Mike Gundy off the hook in Bedlam loss
“That was a heck of a college football game.”
Mike Gundy put it best when he opened his postgame press conference following Oklahoma State’s loss to Oklahoma on Saturday.
It was. But unfortunately for his Pokes, they came up on the short end with a 62-52 loss to the Sooners. However, unlike in previous years when Gundy would get criticized for “tightening up” in the big spot or simply being outcoached by Bob Stoops’ staff, that’s not what happened on Saturday.
“Going into the game we felt like we needed to control ‘six’,” Gundy added. Six, of course, means #6 for OU, Baker Mayfield. Unfortunately for Gundy, it was “Six” who got the last laugh. Mayfield torched the Sooners for 598 yards and five touchdown passes and launched himself atop the Heisman discussion.
But Gundy was not timid and did not call a “safe” game with OC Mike Yurcich, who has drawn the ire of Cowboys fans over the years. Mason Rudolph threw 54 passes for 448 yards, compared to 34 carries on the afternoon, with Justice Hill racking up 228 on the ground for over 7.5 yards per carry.
Heck, in the second quarter with OU down 28-17, Oklahoma State went for it on 4th and goal from the two, resulting in a touchdown pass from Rudolph to Marcell Ateman.

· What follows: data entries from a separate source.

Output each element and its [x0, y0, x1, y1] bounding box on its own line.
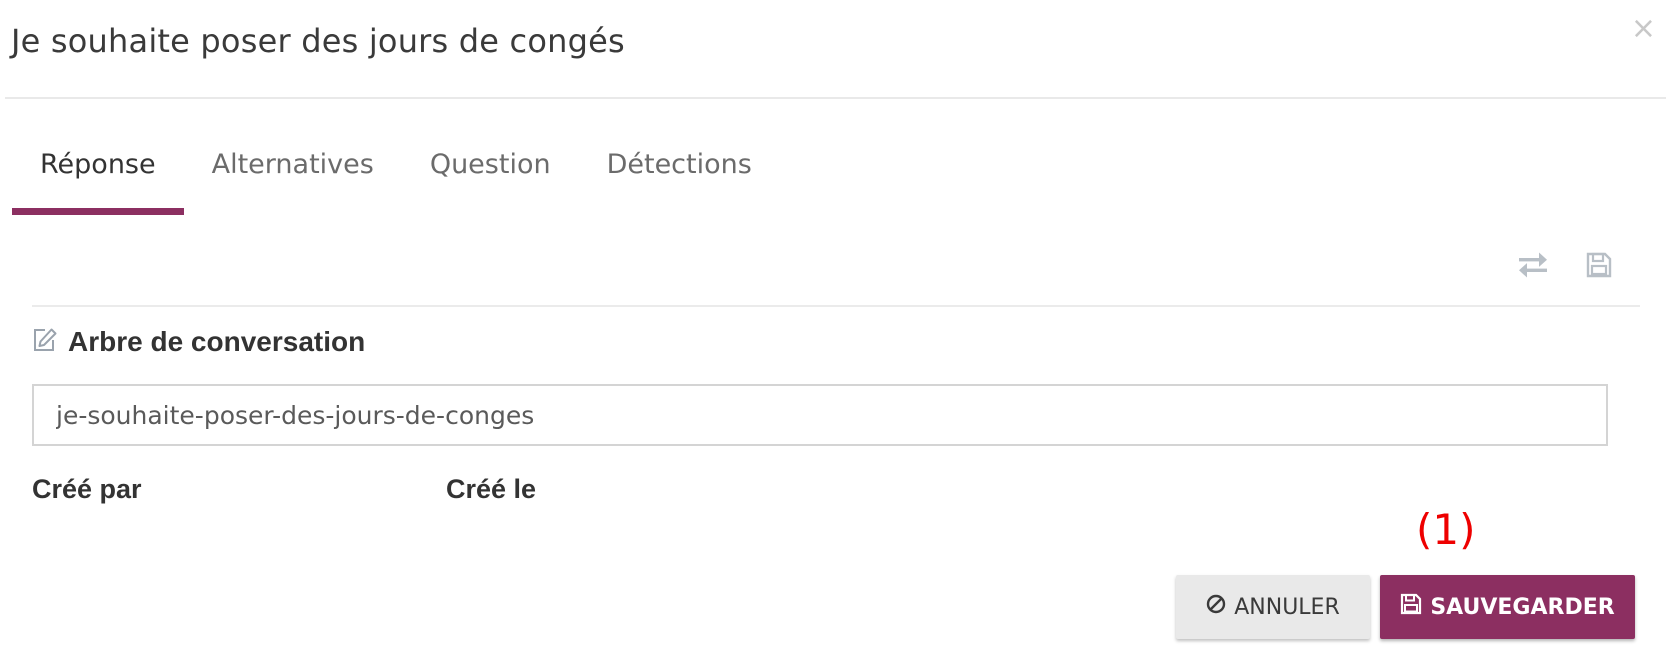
close-icon[interactable]: × [1631, 14, 1656, 44]
floppy-disk-icon [1400, 593, 1422, 621]
annotation-marker: (1) [1416, 505, 1476, 554]
toolbar [1516, 248, 1616, 282]
ban-icon [1206, 594, 1226, 620]
section-divider [32, 305, 1640, 307]
swap-arrows-icon[interactable] [1516, 248, 1550, 282]
modal-title: Je souhaite poser des jours de congés [11, 22, 625, 60]
floppy-disk-icon[interactable] [1582, 248, 1616, 282]
tab-detections[interactable]: Détections [579, 148, 780, 215]
cancel-button[interactable]: ANNULER [1176, 575, 1370, 639]
created-on-label: Créé le [446, 474, 537, 504]
edit-icon [32, 327, 58, 357]
created-by-label: Créé par [32, 474, 142, 504]
cancel-button-label: ANNULER [1234, 594, 1340, 620]
tab-alternatives[interactable]: Alternatives [184, 148, 402, 215]
section-title: Arbre de conversation [68, 326, 366, 357]
section-header: Arbre de conversation [32, 326, 365, 358]
tab-question[interactable]: Question [402, 148, 579, 215]
save-button-label: SAUVEGARDER [1430, 594, 1615, 620]
header-divider [5, 97, 1666, 99]
tab-bar: Réponse Alternatives Question Détections [12, 148, 780, 215]
tab-reponse[interactable]: Réponse [12, 148, 184, 215]
save-button[interactable]: SAUVEGARDER [1380, 575, 1635, 639]
conversation-tree-slug-input[interactable] [32, 384, 1608, 446]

Sure, it looked like Rudolph “nudged” Gundy to go for the touchdown, but regardless, that’s what fans wanted to see. And it worked.

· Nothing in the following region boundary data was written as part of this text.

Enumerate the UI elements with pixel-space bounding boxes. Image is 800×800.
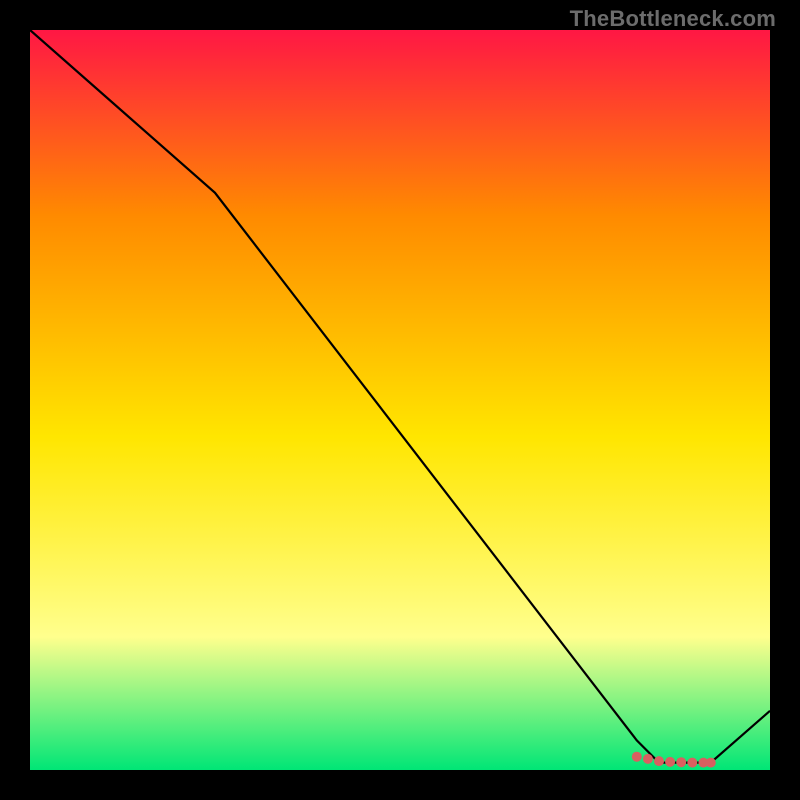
plot-area <box>30 30 770 770</box>
gradient-background <box>30 30 770 770</box>
marker-point <box>676 757 686 767</box>
marker-point <box>706 758 716 768</box>
marker-point <box>654 756 664 766</box>
marker-point <box>665 757 675 767</box>
marker-point <box>643 754 653 764</box>
marker-point <box>687 758 697 768</box>
chart-frame: TheBottleneck.com <box>0 0 800 800</box>
marker-point <box>632 752 642 762</box>
watermark-text: TheBottleneck.com <box>570 6 776 32</box>
plot-svg <box>30 30 770 770</box>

Then, on Oklahoma State’s final two touchdown drives, they went for it on fourth down. Now maybe you sit there on your couch and say those were obvious decisions based on how the Cowboys’ defense was playing. But in past Bedlam matches it’s entirely possible Gundy might’ve played the field position game or attempted a long field goal. He didn’t.
Early in the fourth quarter the Pokes went for it on a 4th and 1 from the 36. Justice Hill got the first down and then it was a 33-yard hook up from Rudolph to Tyron Johnson for a score to pull Oklahoma State to within four (extra point pending) at 48-44.

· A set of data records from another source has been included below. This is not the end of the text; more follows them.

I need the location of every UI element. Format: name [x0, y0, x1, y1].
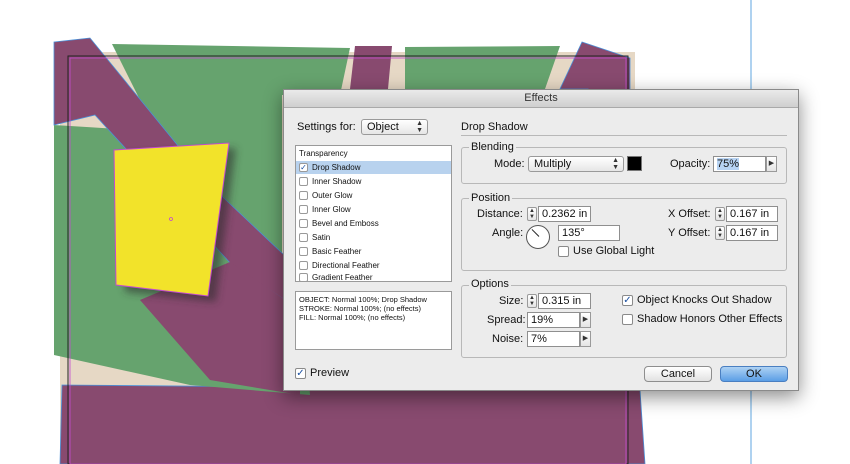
opacity-input[interactable]: 75%: [713, 156, 766, 172]
x-offset-label: X Offset:: [668, 208, 711, 220]
angle-dial-needle: [531, 229, 540, 237]
position-title: Position: [469, 192, 513, 204]
mode-label: Mode:: [494, 158, 525, 170]
opacity-label: Opacity:: [670, 158, 711, 170]
use-global-light-label: Use Global Light: [573, 245, 655, 257]
shadow-color-swatch[interactable]: [627, 156, 642, 171]
spread-dropdown-icon[interactable]: ▶: [580, 312, 591, 328]
section-title: Drop Shadow: [461, 121, 528, 133]
effects-dialog: Effects Settings for: Object ▲ ▼ Transpar…: [283, 89, 799, 391]
noise-label: Noise:: [492, 333, 524, 345]
effect-item-label: Drop Shadow: [312, 163, 361, 172]
settings-for-label: Settings for:: [297, 121, 356, 133]
blend-mode-select[interactable]: Multiply ▲ ▼: [528, 156, 624, 172]
distance-label: Distance:: [477, 208, 523, 220]
effect-item-label: Outer Glow: [312, 191, 353, 200]
settings-for-select[interactable]: Object ▲ ▼: [361, 119, 428, 135]
x-offset-value: 0.167 in: [730, 208, 770, 220]
honors-effects-checkbox[interactable]: [622, 314, 633, 325]
cancel-button[interactable]: Cancel: [644, 366, 712, 382]
knocks-out-checkbox[interactable]: ✓: [622, 295, 633, 306]
angle-label: Angle:: [492, 227, 524, 239]
noise-dropdown-icon[interactable]: ▶: [580, 331, 591, 347]
x-offset-stepper-icon[interactable]: ▲ ▼: [715, 207, 725, 221]
opacity-dropdown-icon[interactable]: ▶: [766, 156, 777, 172]
checkbox-outer-glow[interactable]: [299, 191, 308, 200]
effects-summary: OBJECT: Normal 100%; Drop Shadow STROKE:…: [295, 291, 452, 350]
summary-line: STROKE: Normal 100%; (no effects): [299, 304, 421, 313]
checkbox-basic-feather[interactable]: [299, 247, 308, 256]
blending-title: Blending: [469, 141, 516, 153]
select-arrows-icon: ▲ ▼: [416, 120, 423, 134]
section-divider: [461, 135, 787, 136]
select-arrows-icon: ▲ ▼: [612, 157, 619, 171]
effect-item-inner-glow[interactable]: Inner Glow: [296, 203, 451, 216]
angle-value: 135°: [562, 227, 585, 239]
use-global-light-checkbox[interactable]: [558, 246, 569, 257]
effect-item-label: Gradient Feather: [312, 273, 373, 282]
opacity-value: 75%: [717, 158, 740, 170]
purple-bottom-shape: [59, 384, 646, 464]
angle-input[interactable]: 135°: [558, 225, 620, 241]
spread-input[interactable]: 19%: [527, 312, 580, 328]
effect-item-gradient-feather[interactable]: Gradient Feather: [296, 273, 451, 282]
ok-button[interactable]: OK: [720, 366, 788, 382]
checkbox-satin[interactable]: [299, 233, 308, 242]
size-value: 0.315 in: [542, 295, 582, 307]
blend-mode-value: Multiply: [534, 158, 572, 170]
size-stepper-icon[interactable]: ▲ ▼: [527, 294, 537, 308]
distance-input[interactable]: 0.2362 in: [538, 206, 591, 222]
checkbox-inner-glow[interactable]: [299, 205, 308, 214]
size-input[interactable]: 0.315 in: [538, 293, 591, 309]
size-label: Size:: [499, 295, 524, 307]
effect-item-drop-shadow[interactable]: ✓ Drop Shadow: [296, 161, 451, 174]
y-offset-value: 0.167 in: [730, 227, 770, 239]
spread-value: 19%: [531, 314, 554, 326]
effect-item-label: Inner Glow: [312, 205, 351, 214]
effect-item-inner-shadow[interactable]: Inner Shadow: [296, 175, 451, 188]
effect-item-basic-feather[interactable]: Basic Feather: [296, 245, 451, 258]
purple-top-band: [350, 46, 392, 89]
effects-list: Transparency ✓ Drop Shadow Inner Shadow …: [295, 145, 452, 282]
effect-item-label: Directional Feather: [312, 261, 380, 270]
x-offset-input[interactable]: 0.167 in: [726, 206, 778, 222]
checkbox-gradient-feather[interactable]: [299, 273, 308, 282]
settings-for-value: Object: [367, 121, 399, 133]
knocks-out-label: Object Knocks Out Shadow: [637, 294, 772, 306]
y-offset-stepper-icon[interactable]: ▲ ▼: [715, 226, 725, 240]
checkbox-inner-shadow[interactable]: [299, 177, 308, 186]
green-top-right-shape: [405, 46, 560, 89]
effect-item-satin[interactable]: Satin: [296, 231, 451, 244]
y-offset-input[interactable]: 0.167 in: [726, 225, 778, 241]
preview-checkbox[interactable]: ✓: [295, 368, 306, 379]
distance-stepper-icon[interactable]: ▲ ▼: [527, 207, 537, 221]
noise-value: 7%: [531, 333, 547, 345]
effect-item-bevel-emboss[interactable]: Bevel and Emboss: [296, 217, 451, 230]
angle-dial-icon[interactable]: [526, 225, 550, 249]
effect-item-label: Inner Shadow: [312, 177, 362, 186]
effects-list-header: Transparency: [299, 149, 348, 158]
options-title: Options: [469, 278, 511, 290]
spread-label: Spread:: [487, 314, 526, 326]
noise-input[interactable]: 7%: [527, 331, 580, 347]
checkbox-directional-feather[interactable]: [299, 261, 308, 270]
effect-item-label: Satin: [312, 233, 331, 242]
honors-effects-label: Shadow Honors Other Effects: [637, 313, 783, 325]
checkbox-bevel-emboss[interactable]: [299, 219, 308, 228]
y-offset-label: Y Offset:: [668, 227, 711, 239]
effect-item-label: Basic Feather: [312, 247, 362, 256]
summary-line: OBJECT: Normal 100%; Drop Shadow: [299, 295, 427, 304]
summary-line: FILL: Normal 100%; (no effects): [299, 313, 406, 322]
preview-label: Preview: [310, 367, 350, 379]
distance-value: 0.2362 in: [542, 208, 588, 220]
effect-item-outer-glow[interactable]: Outer Glow: [296, 189, 451, 202]
checkbox-drop-shadow[interactable]: ✓: [299, 163, 308, 172]
effect-item-label: Bevel and Emboss: [312, 219, 379, 228]
dialog-title: Effects: [284, 90, 798, 108]
effect-item-directional-feather[interactable]: Directional Feather: [296, 259, 451, 272]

The next drive, with the Pokes down 10 again, Oklahoma State went for it on 4th and 12 from the Oklahoma 36. An 18-yard pass to Ateman was hauled in and followed up by an 18-yard touchdown to Tyron Johnson. Pokes within three… again.
Even on Oklahoma State’s second-to-last drive, down three after an interception by Chad Whitener, they could’ve tried a 55-yard field goal from Matt Amendola to tie the game, but didn’t. Gundy admitted that he considered the field goal attempt, saying, “I did. But it’s a long ways. He’s [Amendola] made a 54 [yarder], I think. I should know the percentage, but I’m just going to tell you it’s really low. We felt like on 4th and 8, that, with who we are, with our wide outs, with our quarterback, our percentages were better than a 55-yard field goal.”
That’s the Mike Gundy that fans have wanted to see in Bedlam.
So instead, OSU went for it on 4th and 8 from the OU 38, with an incomplete pass to Tyron Johnson down the right sideline. The play call was great, but Rudolph overshot Johnson, likely due to some extra adrenaline and nerves. Gundy said during the timeout before the play, they wanted to, “Go to something that they [OU] really hadn’t seen, we hadn’t gone out of that set yet and it worked. It was a good play, we just overthrew the ball.”
Sure, the Oklahoma State defensive backs had a brutal afternoon. But lots of secondaries have had awful games against Lincoln Riley and Baker Mayfield in recent years. Want to get on defensive coordinator Glenn Spencer? Take your complaining somewhere else. The Cowboys’ defense had played outstanding for much of the season. In a pass-happy Big 12, Oklahoma State had held seven of its eight opponents under 300 passing yards, with three under 200. If not for some solid play by this defense, they would’ve been out of the College Football Playoff picture long before November 4th.
Sometimes, a team is just outplayed and there is not necessarily anyone or anything obvious to blame. Except for maybe, “Six”.
“Am I glad he’s a senior? Sure,” Gundy said, referring to Mayfield.
On that note, Gundy’s not alone. He’s with eight other Big 12 coaching staffs that are in the same boat.